Macaulay duration vs return

Hi guys, 

can anyone explain it? It’s from SchweserNotes Book 2, Capital Market Expectations.

“The overall gain or loss to the investor will depend on the investment horizon. For an investment horizon that is shorter than the Macaulay duration, the capital gain/loss impact will be more dominant than the reinvestment impact, meaning for example that falling (rising) interest rates will result in a higher (lower) realized return. For an investment horizon longer than the Macaulay duration, the reinvestment risk dominates, meaning that falling (rising) interest rates will result in a lower (higher) realized return.”

P.S. I got my ebooks like 2 months ago. Is it true that Book 2 contains bunch of mistakes?

Thanks a lot!

You’ve made it this far, and you know what it takes to pass. Don’t be fooled by false promises and unrealistic claims.

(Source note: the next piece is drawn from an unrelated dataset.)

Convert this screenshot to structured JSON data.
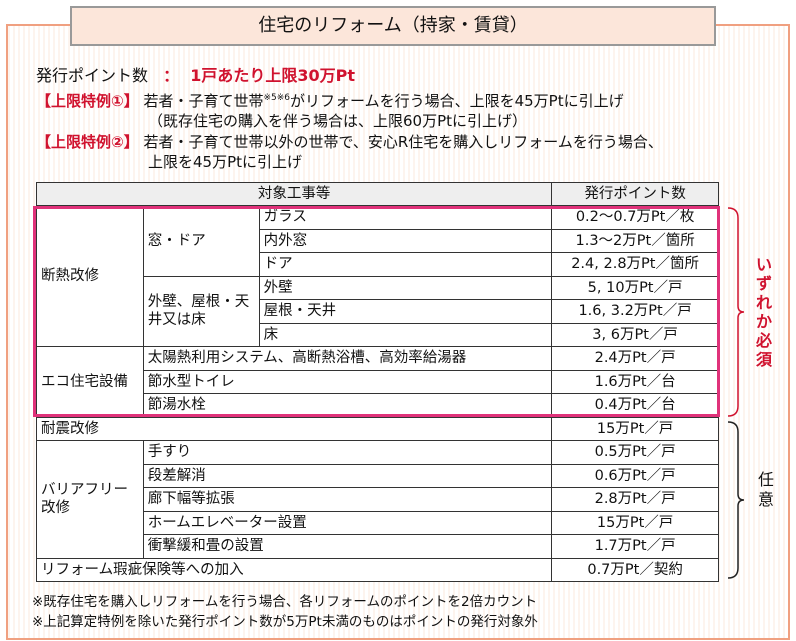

Schweser’s CFA® study packages give you the proven study tools and expert instruction you need to finish the job.

Thanks a lot for your effort. I know this always. But I find it really hard to grasp the essence, WHY is that so.

Look the investment as a cash flow… the two main components (if not all) are interest and principal.

In case of a bond is coupon and face value

In case of a stock is dividend and price 

In case of a real estate is rent and market price

etc

If your investment horizon is 5 years and your investment duration is 3 years, then you will have strong risk of reinvestment because as long as your intention is to invest that money for 5 year and the investment will be paid back in just 3 years, you have 2 years the money will be iddle if not find another opportunity.

If your investment horizon is 3 years and your investment duration is 5 years, then you will have strong price risk. Your investment will pay off in 5 years, but you want / have to liquidate that position in year 3, so, your investment may be in a moment of downside by market conditions and loose money. Price risk!

The idea is to have 0 gap between duration and investment horizon. This is a major rule for ALM on banks for example.

Las almas de todos los hombres son inmortales, pero las almas de los justos son inmortales y divinas.
Sócrates